Courtesy of Sprueth Magers Gallery

Andreas Gursky and Thomas Struth are, perhaps, the most well-known of the Düsseldorf photographers today.

Gursky presents extraordinary, almost sublime images of man-made structures and environments from an elevated perspective. Office blocks, trading floors, factory production lines and apartments, are all transformed through his lens. Struth is known in the UK for his 2011 royal commission to photograph the Queen and the Duke of Edinburgh. His work has focused on family portraits, deserted streetscapes in Düsseldorf and on scenes captured from within museums. When considering the latter, one might think of his depiction of the Pantheon in Rome, the Berlin Pergamon and the Prado, portraying visitors gazing at artworks, who themselves become an artwork through the photographs.

The influence of the Düsseldorf School has been incredibly significant.

In Germany, the Düsseldorf School has been perhaps the most significant artistic movement since Bauhaus. The School were vital in rehabilitating the reputation of photography as an artistic medium following WWII. The lasting legacy of the School has been to elevate the reputation of photography to equal that of painting. Conceptualism stressed the importance of airing the intellectual side to art and photography, as Bernd Becher said: ‘it was important for our students to be made aware that they were doing something which was totally the equal in merit to painting’. By the 1980s, leading galleries were building major photographic collections and hosting exhibitions. Photography today is experiencing an all-time high – in 2012, the National Gallery in London held their first major photographic exhibition, with one of the key contributors being Thomas Struth.

Rhine II, a photograph by Andreas Gursky, is the most valuable photo in the world.

The rise in the prestige of photography has been demonstrated by the fact that Rhine II sold at Christie’s in New York in November 2011 for £2.7 million, or $4.3 million. The image – the second of a series of six depicting the Rhine – became the most expensive photo ever sold. In the piece, the Rhine runs horizontally across the image, with fields in the foreground and the sky stretching above, forming three horizontal bands of color. It might be read as a modern take on the German preoccupation with the Romantic landscape in the 19th century, reminiscent of artists such as Caspar David Friedrich.

There is however, a case against the work of the Düsseldorf School.

The Professional Photographer magazine put forward in 2011 the theory that the Düsseldorf School had effectively killed off photography. They argued that the work of the group leaves the observer cold, that it presents no opinion, no personality.
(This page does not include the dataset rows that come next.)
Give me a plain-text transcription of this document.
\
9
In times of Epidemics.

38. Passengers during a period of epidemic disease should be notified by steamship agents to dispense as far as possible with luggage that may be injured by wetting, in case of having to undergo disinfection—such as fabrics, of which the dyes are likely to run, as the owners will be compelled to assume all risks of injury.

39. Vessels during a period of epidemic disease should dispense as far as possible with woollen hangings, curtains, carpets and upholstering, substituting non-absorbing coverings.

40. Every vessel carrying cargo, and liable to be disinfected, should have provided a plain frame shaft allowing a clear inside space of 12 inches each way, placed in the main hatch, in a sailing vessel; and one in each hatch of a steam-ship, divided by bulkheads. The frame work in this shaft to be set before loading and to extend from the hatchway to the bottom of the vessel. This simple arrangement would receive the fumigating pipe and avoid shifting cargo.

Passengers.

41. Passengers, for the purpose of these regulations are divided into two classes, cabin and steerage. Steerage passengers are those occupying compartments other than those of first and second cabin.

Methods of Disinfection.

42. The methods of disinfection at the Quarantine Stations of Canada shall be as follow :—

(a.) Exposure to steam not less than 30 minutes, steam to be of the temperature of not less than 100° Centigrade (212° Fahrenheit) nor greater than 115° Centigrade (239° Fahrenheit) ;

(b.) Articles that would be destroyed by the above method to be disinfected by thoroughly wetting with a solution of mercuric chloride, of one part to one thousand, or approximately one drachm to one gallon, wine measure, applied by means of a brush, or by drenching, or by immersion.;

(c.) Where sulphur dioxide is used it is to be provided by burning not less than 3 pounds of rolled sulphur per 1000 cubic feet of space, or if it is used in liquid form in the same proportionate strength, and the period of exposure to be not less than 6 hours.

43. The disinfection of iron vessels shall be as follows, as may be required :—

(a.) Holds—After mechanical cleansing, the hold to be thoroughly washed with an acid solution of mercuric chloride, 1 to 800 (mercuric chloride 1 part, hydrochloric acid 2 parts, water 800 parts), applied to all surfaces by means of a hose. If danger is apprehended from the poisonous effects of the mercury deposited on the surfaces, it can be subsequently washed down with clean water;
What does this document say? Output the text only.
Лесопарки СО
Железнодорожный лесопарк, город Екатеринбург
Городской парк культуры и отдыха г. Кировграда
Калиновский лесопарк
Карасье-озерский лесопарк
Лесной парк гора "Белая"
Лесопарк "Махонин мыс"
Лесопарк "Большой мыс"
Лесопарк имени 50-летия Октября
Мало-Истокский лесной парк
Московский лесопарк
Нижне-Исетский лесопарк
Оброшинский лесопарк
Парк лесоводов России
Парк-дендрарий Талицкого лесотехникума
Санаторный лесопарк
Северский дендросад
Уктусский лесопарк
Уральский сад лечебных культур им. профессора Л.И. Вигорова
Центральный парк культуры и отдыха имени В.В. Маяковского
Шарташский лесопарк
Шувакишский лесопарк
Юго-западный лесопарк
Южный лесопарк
Moreover, the editorial in the Professional Photographer suggested the Düsseldorf School had made photography easy by focusing on the mundane and the everyday, so that anyone today can pick up a camera and believe they are producing great art. The Bechers began as innovative trailblazers attempting to find new ways of looking at and observing objects not previously thought to be worthy of art and contemplation . Whatever the verdict, the Düsseldorf School left an undeniable impact and the legacy needs careful guarding.